Ueber die Methode des Hrn. Stahl in
Paris, um mit Beihülfe des Zinkchlorids von anatomischen
Präparaten und Kunstgegenständen Gypsabgüsse zu machen.
Aus dem Bulletin de la Société
d'Encouragement, Nov. 1848, S. 675.
Stahl, über eine Methode Gypsabgüsse zu machen.
Beim Abformen sowohl von anatomischen Präparaten als auch von Kunstgegenständen in
Gyps, stellen sich Schwierigkeiten ein, welche unter der Benennung des Mehlens (farinage) bekannt sind und darin bestehen, daß Theile
des zum Abguß angewandten Gypses der Oberfläche der abzuformenden Stücke oder der
hohlen Formen anhängen und folglich die Treue und Feinheit der Abdrücke
beeinträchtigen. Diese Uebelstände finden hauptsächlich in folgenden Fällen statt:
wenn man von weichen noch frischen anatomischen Theilen einen Abdruck machen will,
in welchem Falle man sie mit einer Oelschicht überzieht; oder wenn diese Stücke
behufs ihrer Conservirung zuvor in Alkohol aufbewahrt wurden; oder wenn ein in Wachs
ausgeführter Gegenstand abgeformt werden soll; oder wenn man hohle Formen anwendet,
welche etwas alt sind und einige Zeit nicht mehr in Gebrauch waren.
Hr.
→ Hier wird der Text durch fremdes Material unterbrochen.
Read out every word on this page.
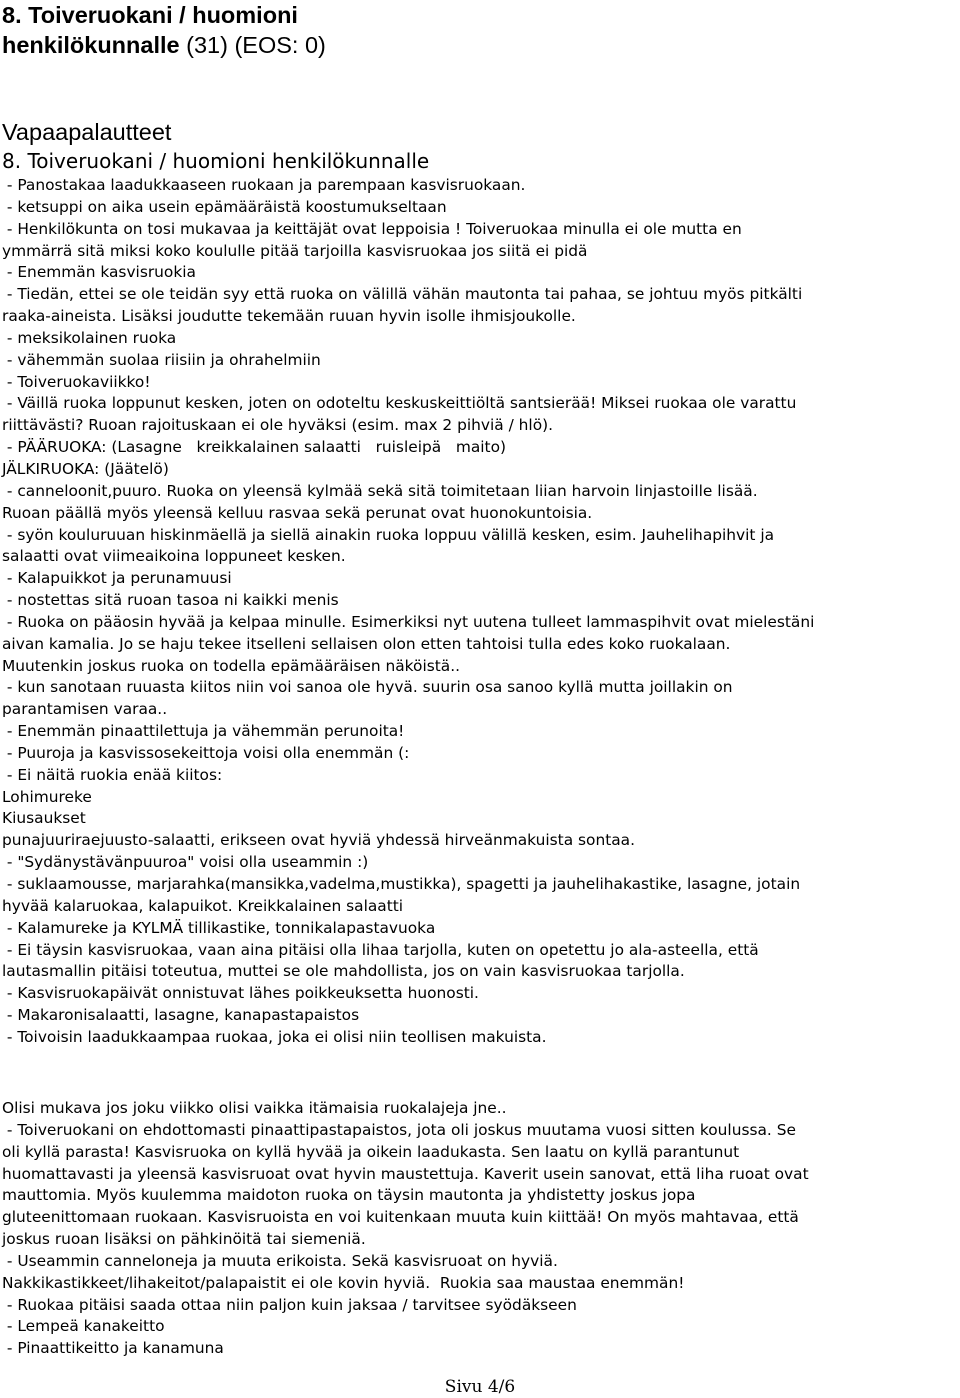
8. Toiveruokani / huomioni henkilökunnalle (31) (EOS: 0)
Vapaapalautteet
8. Toiveruokani / huomioni henkilökunnalle
- Panostakaa laadukkaaseen ruokaan ja parempaan kasvisruokaan.
- ketsuppi on aika usein epämääräistä koostumukseltaan
- Henkilökunta on tosi mukavaa ja keittäjät ovat leppoisia ! Toiveruokaa minulla ei ole mutta en
ymmärrä sitä miksi koko koululle pitää tarjoilla kasvisruokaa jos siitä ei pidä
- Enemmän kasvisruokia
- Tiedän, ettei se ole teidän syy että ruoka on välillä vähän mautonta tai pahaa, se johtuu myös pitkälti
raaka-aineista. Lisäksi joudutte tekemään ruuan hyvin isolle ihmisjoukolle.
- meksikolainen ruoka
- vähemmän suolaa riisiin ja ohrahelmiin
- Toiveruokaviikko!
- Väillä ruoka loppunut kesken, joten on odoteltu keskuskeittiöltä santsierää! Miksei ruokaa ole varattu
riittävästi? Ruoan rajoituskaan ei ole hyväksi (esim. max 2 pihviä / hlö).
- PÄÄRUOKA: (Lasagne   kreikkalainen salaatti   ruisleipä   maito)
JÄLKIRUOKA: (Jäätelö)
- canneloonit,puuro. Ruoka on yleensä kylmää sekä sitä toimitetaan liian harvoin linjastoille lisää.
Ruoan päällä myös yleensä kelluu rasvaa sekä perunat ovat huonokuntoisia.
- syön kouluruuan hiskinmäellä ja siellä ainakin ruoka loppuu välillä kesken, esim. Jauhelihapihvit ja
salaatti ovat viimeaikoina loppuneet kesken.
- Kalapuikkot ja perunamuusi
- nostettas sitä ruoan tasoa ni kaikki menis
- Ruoka on pääosin hyvää ja kelpaa minulle. Esimerkiksi nyt uutena tulleet lammaspihvit ovat mielestäni
aivan kamalia. Jo se haju tekee itselleni sellaisen olon etten tahtoisi tulla edes koko ruokalaan.
Muutenkin joskus ruoka on todella epämääräisen näköistä..
- kun sanotaan ruuasta kiitos niin voi sanoa ole hyvä. suurin osa sanoo kyllä mutta joillakin on
parantamisen varaa..
- Enemmän pinaattilettuja ja vähemmän perunoita!
- Puuroja ja kasvissosekeittoja voisi olla enemmän (:
- Ei näitä ruokia enää kiitos:
Lohimureke
Kiusaukset
punajuuriraejuusto-salaatti, erikseen ovat hyviä yhdessä hirveänmakuista sontaa.
- "Sydänystävänpuuroa" voisi olla useammin :)
- suklaamousse, marjarahka(mansikka,vadelma,mustikka), spagetti ja jauhelihakastike, lasagne, jotain
hyvää kalaruokaa, kalapuikot. Kreikkalainen salaatti
- Kalamureke ja KYLMÄ tillikastike, tonnikalapastavuoka
- Ei täysin kasvisruokaa, vaan aina pitäisi olla lihaa tarjolla, kuten on opetettu jo ala-asteella, että
lautasmallin pitäisi toteutua, muttei se ole mahdollista, jos on vain kasvisruokaa tarjolla.
- Kasvisruokapäivät onnistuvat lähes poikkeuksetta huonosti.
- Makaronisalaatti, lasagne, kanapastapaistos
- Toivoisin laadukkaampaa ruokaa, joka ei olisi niin teollisen makuista.
Olisi mukava jos joku viikko olisi vaikka itämaisia ruokalajeja jne..
- Toiveruokani on ehdottomasti pinaattipastapaistos, jota oli joskus muutama vuosi sitten koulussa. Se
oli kyllä parasta! Kasvisruoka on kyllä hyvää ja oikein laadukasta. Sen laatu on kyllä parantunut
huomattavasti ja yleensä kasvisruoat ovat hyvin maustettuja. Kaverit usein sanovat, että liha ruoat ovat
mauttomia. Myös kuulemma maidoton ruoka on täysin mautonta ja yhdistetty joskus jopa
gluteenittomaan ruokaan. Kasvisruoista en voi kuitenkaan muuta kuin kiittää! On myös mahtavaa, että
joskus ruoan lisäksi on pähkinöitä tai siemeniä.
- Useammin canneloneja ja muuta erikoista. Sekä kasvisruoat on hyviä.
Nakkikastikkeet/lihakeitot/palapaistit ei ole kovin hyviä.  Ruokia saa maustaa enemmän!
- Ruokaa pitäisi saada ottaa niin paljon kuin jaksaa / tarvitsee syödäkseen
- Lempeä kanakeitto
- Pinaattikeitto ja kanamuna
Sivu 4/6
Stahl, welcher die Gypsabgüsse für das
naturgeschichtliche Museum in Paris mit der größten Sorgfalt auszuführen bemüht ist,
forschte den Ursachen dieses Mehlens nach, und es gelang ihm auch ein Mittel dagegen
zu finden. Er bemerkte, daß dieser Uebelstand sich niemals zeigt, wenn man weiche
anatomische Präparate abformt, welche in einer Auflösung von Chlorzink (salzsaurem
Zinkoxyd) anstatt in Alkohol aufbewahrt worden sind; er schloß daraus, daß diese
Salzlösung, indem sie der Oberfläche der Präparate, womit sie in Berührung ist, eine
größere Festigkeit verleiht, sich der Adhärenz des Gypses sowohl an den
abzugießenden Gegenständen als an den Formen selbst widersetzt; durch zahlreiche Versuche ermittelte er
hierauf das geeignetste Verfahren und die zweckmäßigste Concentration der
Zinkauflösung für die verschiedenen Fälle.
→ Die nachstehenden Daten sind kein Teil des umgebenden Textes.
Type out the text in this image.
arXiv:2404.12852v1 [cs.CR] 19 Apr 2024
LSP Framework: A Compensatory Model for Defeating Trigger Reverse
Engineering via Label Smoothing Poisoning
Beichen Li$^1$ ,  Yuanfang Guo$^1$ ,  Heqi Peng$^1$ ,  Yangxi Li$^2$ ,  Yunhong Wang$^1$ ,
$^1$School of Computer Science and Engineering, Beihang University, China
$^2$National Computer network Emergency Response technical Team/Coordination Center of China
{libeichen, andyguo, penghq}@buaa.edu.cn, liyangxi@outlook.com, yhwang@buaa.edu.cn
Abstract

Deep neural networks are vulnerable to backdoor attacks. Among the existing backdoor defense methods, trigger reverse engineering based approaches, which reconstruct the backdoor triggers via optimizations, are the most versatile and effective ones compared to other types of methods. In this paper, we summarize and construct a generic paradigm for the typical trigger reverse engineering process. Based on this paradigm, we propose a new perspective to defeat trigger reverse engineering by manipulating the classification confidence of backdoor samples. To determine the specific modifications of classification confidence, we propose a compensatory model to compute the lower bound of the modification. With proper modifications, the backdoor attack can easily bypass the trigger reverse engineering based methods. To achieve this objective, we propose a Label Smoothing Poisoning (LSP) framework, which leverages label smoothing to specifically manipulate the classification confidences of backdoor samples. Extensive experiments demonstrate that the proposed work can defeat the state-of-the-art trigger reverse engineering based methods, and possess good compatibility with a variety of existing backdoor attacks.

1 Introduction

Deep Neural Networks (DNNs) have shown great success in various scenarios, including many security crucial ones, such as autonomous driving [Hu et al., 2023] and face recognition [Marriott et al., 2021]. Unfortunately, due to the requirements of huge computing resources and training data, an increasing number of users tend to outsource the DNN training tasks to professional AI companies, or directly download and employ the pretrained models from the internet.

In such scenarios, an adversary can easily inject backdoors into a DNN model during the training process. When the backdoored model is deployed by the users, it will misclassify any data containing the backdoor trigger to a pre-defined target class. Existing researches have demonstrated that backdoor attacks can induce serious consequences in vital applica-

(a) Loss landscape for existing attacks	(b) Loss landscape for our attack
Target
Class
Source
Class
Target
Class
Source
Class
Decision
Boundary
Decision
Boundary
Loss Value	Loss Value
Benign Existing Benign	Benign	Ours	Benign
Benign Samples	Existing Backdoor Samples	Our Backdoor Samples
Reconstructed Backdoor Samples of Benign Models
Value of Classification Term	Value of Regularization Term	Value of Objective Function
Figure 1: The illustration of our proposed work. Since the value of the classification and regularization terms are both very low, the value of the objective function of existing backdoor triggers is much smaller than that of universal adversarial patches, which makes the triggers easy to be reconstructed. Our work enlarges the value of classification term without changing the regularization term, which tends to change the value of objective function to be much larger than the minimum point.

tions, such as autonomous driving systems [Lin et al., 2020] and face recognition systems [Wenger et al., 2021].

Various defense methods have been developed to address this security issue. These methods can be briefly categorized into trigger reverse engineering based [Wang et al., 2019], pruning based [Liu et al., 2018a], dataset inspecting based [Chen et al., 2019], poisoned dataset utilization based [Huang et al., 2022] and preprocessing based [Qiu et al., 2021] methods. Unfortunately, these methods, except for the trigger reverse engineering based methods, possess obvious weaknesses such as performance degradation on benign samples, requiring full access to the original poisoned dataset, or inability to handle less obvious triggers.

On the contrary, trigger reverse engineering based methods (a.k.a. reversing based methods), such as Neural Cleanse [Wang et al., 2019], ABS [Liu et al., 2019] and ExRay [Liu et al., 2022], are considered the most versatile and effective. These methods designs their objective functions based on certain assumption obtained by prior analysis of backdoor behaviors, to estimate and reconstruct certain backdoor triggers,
Sollen weiche anatomische Präparate von kleinem Volum abgegossen werden, welche
entweder frisch sind oder mehr oder weniger lange in Alkohol aufbewahrt wurden, so
taucht er sie einige Stunden lang in eine Chlorzink-Auflösung von 20 bis
25° Baumé, worauf sie ohne alle weitere Zubereitung abgeformt werden
können.
Sind diese Theile aber von zu großem Volum, als daß man sie eintauchen könnte, so
genügt es sie mit derselben Auflösung zu tränken und zwar das ganze Stück auf
einmal, oder seine verschiedenen Theile nacheinander.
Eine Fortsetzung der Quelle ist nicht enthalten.